Beet soup may be a snap to make, but one spoonful of this tastes anything but simplistic. This Paleo approved roasted beet soup has layers of flavor and is equally scrumptious whether you want to enjoy it hot or cold! The beet gives this beautiful looking dish its beautifully rich color and hearty taste, balanced with spices of garam masala and a pinch of garlic. It’s a must-try for any Paleo dieter!

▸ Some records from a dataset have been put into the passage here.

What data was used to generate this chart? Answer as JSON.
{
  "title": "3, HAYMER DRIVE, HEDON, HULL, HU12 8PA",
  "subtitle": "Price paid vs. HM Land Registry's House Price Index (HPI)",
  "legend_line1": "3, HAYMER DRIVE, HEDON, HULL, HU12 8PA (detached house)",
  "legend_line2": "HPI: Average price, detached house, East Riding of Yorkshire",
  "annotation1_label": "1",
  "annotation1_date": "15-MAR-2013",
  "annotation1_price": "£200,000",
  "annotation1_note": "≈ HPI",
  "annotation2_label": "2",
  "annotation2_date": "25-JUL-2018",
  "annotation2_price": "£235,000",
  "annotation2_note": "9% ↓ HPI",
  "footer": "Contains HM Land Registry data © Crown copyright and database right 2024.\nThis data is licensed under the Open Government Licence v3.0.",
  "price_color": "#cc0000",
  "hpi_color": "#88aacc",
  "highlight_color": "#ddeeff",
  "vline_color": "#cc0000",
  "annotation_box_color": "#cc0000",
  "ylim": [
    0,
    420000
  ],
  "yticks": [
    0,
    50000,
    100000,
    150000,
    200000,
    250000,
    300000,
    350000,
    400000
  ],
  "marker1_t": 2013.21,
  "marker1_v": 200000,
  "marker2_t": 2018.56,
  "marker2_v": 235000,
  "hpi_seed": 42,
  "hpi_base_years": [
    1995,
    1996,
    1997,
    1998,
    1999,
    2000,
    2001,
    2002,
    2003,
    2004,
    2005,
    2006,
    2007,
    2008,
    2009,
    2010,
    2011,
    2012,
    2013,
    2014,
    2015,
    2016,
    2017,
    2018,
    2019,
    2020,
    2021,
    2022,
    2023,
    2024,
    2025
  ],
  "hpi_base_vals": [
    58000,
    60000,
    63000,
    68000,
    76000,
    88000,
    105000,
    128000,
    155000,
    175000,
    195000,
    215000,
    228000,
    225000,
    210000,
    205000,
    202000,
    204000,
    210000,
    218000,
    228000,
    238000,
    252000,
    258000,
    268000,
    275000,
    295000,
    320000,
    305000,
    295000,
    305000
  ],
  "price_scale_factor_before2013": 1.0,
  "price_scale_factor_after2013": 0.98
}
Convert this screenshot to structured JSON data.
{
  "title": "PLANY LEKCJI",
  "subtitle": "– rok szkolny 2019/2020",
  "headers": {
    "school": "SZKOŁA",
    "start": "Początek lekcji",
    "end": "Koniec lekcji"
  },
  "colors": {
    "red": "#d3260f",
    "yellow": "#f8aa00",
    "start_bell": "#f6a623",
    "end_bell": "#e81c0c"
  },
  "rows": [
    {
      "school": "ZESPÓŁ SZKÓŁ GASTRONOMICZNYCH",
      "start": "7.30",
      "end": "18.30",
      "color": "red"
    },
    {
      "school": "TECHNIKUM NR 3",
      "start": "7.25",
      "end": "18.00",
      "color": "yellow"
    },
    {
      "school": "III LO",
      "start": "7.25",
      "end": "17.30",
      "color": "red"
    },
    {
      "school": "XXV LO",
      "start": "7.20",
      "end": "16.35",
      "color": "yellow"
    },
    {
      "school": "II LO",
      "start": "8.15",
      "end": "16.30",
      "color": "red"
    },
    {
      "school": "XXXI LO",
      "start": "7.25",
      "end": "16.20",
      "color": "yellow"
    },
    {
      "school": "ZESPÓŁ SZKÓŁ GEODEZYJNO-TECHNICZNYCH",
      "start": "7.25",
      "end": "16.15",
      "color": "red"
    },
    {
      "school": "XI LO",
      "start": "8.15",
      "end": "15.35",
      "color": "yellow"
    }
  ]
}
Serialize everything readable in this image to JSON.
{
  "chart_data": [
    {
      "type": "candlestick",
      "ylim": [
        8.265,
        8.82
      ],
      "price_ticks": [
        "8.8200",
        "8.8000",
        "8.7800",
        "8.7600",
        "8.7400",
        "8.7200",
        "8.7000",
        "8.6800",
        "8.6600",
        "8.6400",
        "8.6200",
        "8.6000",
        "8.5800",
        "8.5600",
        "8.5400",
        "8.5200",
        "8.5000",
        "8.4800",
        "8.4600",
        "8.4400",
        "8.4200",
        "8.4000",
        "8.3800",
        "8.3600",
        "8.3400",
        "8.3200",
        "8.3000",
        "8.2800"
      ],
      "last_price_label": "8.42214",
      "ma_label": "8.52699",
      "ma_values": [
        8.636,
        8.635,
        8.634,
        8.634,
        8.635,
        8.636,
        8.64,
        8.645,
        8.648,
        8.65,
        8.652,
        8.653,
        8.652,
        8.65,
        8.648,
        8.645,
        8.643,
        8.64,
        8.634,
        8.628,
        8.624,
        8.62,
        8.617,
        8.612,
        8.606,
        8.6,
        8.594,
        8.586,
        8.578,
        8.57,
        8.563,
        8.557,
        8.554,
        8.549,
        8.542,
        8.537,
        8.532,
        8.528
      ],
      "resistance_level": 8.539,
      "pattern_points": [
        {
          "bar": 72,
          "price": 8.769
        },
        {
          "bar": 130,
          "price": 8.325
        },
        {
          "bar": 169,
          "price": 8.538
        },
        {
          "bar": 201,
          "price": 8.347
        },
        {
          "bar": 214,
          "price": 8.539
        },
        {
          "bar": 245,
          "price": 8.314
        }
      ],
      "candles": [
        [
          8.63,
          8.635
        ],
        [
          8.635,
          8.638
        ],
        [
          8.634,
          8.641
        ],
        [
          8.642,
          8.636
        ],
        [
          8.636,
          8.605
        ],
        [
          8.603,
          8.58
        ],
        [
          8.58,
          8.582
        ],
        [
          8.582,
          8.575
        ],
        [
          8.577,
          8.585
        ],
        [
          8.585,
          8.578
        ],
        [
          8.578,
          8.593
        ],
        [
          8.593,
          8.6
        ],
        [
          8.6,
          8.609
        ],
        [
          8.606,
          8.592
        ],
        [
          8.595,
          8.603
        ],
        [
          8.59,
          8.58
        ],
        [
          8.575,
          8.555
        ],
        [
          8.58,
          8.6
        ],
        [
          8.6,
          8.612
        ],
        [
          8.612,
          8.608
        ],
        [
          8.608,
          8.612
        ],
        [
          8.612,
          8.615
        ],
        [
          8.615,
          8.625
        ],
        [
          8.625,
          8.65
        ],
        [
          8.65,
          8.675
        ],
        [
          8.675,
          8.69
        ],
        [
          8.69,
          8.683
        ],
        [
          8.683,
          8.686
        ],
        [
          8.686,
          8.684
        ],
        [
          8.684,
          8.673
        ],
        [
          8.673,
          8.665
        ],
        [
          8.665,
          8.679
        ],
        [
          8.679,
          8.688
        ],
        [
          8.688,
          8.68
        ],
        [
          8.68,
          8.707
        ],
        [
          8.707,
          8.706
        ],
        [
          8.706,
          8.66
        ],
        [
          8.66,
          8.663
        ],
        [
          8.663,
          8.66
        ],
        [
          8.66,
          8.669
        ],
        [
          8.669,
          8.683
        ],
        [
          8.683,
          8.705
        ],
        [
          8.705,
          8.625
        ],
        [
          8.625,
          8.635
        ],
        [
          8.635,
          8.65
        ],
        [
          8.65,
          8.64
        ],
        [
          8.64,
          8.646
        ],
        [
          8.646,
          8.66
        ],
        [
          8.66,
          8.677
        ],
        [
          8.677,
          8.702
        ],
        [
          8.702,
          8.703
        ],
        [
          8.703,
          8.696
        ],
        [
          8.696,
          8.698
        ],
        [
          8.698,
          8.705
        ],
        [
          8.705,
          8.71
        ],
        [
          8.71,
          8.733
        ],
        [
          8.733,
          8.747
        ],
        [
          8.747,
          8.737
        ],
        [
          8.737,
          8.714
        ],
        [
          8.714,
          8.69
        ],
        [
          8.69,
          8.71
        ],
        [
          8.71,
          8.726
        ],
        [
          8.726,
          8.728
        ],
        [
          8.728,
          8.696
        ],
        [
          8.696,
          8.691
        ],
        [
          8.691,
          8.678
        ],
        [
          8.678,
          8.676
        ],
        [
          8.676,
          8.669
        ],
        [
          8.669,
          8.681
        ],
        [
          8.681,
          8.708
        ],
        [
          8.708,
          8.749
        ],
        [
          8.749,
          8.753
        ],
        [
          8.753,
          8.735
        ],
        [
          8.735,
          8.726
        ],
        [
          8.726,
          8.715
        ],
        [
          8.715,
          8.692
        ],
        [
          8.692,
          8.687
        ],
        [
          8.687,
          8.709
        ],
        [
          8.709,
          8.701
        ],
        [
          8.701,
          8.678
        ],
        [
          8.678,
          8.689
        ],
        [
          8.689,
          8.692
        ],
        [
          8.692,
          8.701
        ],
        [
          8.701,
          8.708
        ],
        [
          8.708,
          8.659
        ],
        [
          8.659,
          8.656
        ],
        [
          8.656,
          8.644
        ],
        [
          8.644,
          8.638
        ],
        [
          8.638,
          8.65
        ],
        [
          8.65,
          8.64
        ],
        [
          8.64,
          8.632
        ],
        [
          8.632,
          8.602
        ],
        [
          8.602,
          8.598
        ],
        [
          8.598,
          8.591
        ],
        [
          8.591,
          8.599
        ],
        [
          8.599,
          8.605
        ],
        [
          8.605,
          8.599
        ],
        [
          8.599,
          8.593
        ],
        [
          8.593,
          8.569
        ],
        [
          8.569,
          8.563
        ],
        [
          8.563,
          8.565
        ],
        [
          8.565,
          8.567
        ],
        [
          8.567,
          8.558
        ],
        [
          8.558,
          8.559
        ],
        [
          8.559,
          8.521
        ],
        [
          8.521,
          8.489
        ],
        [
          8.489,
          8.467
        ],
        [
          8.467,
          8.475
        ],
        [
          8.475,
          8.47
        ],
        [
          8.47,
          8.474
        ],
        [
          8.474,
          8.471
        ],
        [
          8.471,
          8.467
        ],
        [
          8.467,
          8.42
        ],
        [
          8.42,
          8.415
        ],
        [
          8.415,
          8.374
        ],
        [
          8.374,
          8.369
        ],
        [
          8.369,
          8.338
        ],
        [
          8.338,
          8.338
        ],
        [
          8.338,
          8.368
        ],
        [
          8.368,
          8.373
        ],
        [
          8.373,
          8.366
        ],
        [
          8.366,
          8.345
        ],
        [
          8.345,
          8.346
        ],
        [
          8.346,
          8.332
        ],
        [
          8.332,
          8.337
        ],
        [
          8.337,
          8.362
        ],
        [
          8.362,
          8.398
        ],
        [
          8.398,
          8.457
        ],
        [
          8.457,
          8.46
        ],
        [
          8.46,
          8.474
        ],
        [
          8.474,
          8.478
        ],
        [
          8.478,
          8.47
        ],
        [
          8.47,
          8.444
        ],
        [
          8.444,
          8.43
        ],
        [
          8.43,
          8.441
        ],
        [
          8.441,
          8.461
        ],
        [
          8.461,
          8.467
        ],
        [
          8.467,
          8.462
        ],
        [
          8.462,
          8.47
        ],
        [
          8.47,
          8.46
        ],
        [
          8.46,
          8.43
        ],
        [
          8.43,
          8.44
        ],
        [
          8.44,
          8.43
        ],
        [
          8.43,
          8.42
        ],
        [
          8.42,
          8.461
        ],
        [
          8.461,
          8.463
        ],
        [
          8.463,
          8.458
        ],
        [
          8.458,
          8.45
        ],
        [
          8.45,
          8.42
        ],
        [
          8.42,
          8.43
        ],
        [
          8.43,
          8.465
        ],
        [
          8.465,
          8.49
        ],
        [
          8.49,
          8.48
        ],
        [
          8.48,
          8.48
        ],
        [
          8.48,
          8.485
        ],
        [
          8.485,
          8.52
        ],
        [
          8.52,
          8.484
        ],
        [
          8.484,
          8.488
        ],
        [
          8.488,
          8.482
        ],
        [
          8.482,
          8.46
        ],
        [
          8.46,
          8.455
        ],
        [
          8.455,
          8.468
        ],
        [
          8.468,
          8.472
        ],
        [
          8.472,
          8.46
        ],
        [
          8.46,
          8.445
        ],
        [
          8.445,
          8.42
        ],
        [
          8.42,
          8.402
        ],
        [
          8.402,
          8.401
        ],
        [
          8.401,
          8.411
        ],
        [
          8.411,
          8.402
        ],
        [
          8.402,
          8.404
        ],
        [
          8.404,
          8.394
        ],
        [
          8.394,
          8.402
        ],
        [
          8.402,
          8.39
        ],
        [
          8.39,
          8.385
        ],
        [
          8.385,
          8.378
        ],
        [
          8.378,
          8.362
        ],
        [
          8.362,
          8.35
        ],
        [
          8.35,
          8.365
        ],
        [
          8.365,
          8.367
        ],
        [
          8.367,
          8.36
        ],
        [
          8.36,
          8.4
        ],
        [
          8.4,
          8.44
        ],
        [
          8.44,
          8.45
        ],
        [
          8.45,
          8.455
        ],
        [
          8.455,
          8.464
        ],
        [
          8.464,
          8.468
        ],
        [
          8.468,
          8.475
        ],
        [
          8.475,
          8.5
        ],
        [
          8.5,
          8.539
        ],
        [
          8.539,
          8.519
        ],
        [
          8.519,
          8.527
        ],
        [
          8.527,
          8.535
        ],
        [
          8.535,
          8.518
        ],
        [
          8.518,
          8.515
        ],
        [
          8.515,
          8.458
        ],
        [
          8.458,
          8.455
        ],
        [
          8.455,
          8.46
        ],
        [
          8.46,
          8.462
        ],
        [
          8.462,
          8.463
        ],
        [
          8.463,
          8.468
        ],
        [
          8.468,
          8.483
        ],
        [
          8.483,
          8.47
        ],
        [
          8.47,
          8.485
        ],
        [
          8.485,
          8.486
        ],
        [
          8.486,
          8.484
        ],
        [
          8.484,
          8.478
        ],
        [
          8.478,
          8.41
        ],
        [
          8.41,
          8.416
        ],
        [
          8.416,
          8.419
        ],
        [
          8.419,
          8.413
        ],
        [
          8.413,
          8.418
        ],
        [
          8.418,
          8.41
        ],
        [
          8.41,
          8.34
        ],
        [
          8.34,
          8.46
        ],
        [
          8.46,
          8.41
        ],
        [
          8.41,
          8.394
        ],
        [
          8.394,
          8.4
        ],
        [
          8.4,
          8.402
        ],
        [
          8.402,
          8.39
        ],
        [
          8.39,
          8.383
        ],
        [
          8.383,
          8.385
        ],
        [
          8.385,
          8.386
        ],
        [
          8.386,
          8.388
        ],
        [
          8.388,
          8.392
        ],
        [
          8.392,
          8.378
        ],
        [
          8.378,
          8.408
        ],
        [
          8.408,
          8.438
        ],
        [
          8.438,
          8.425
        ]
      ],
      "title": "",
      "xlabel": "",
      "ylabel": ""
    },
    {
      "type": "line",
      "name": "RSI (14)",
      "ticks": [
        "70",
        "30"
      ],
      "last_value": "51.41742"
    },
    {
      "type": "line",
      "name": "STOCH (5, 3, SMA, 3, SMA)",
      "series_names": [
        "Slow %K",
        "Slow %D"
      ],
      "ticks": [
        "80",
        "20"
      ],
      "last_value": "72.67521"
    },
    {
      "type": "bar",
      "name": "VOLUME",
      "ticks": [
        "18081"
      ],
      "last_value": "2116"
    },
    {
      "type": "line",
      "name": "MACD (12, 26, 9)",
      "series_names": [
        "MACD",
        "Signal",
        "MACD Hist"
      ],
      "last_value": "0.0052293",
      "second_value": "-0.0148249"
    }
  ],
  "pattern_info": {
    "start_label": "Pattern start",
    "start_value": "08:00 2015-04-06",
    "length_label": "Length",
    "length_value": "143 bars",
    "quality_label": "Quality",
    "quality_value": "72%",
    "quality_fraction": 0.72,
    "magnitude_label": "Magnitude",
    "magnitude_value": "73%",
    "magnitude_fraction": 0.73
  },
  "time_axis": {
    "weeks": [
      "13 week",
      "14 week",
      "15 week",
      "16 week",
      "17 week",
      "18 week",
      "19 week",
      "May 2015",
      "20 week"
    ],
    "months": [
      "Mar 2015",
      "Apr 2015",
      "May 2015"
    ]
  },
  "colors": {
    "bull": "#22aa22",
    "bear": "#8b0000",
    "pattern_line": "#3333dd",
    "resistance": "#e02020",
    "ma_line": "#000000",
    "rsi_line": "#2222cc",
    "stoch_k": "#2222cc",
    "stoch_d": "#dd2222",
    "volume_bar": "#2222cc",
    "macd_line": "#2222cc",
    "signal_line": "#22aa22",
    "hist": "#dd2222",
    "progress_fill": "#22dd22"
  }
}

- 3 large beets, cut into ½ inch pieces
- 2 stalks green garlic
- 1 tbsp coconut sugar
- 1 tsp hot curry powder
- 1 tsp garam masala
- 4 cups stock
- olive oil
- sea salt
- freshly ground black pepper
- 1/2 cup greek yogurt
- 1/4 cup water
- To begin with preheat oven to 400°F.
- Secondly, toss the beets generously with olive oil, salt, and pepper. After that, roast in a single layer for 30 minutes.
- Finely chop white parts of green garlic. Saute over medium-high heat in a drizzle of olive oil, salt, and pepper until soft, for three minutes. Add curry, garam masala, and sugar while sauteeing for an additional minute or so until spices are fragrant.
- Add stock and roasted beets then simmer for 15 mins.
- Meanwhile, roughly chop light green parts of garlic. Blanch in boiling water for 30 seconds or until bright green. Consequently, you must remove immediately to a bowl of ice water to stop it from cooking and drain it quickly.
- Add garlic greens, greek yogurt, olive oil, and water to food processor and pulse until well mixed.
- When the soup is done simmering, transfer to a blender and purée until very smooth, loosely venting blender lid to allow steam to escape. If you desire a thinner consistency, add water a little bit at a time until satisfied and some salt to taste.
- Finally, serve puréed soup topped with the green garlic cream and olive oil. Enjoy!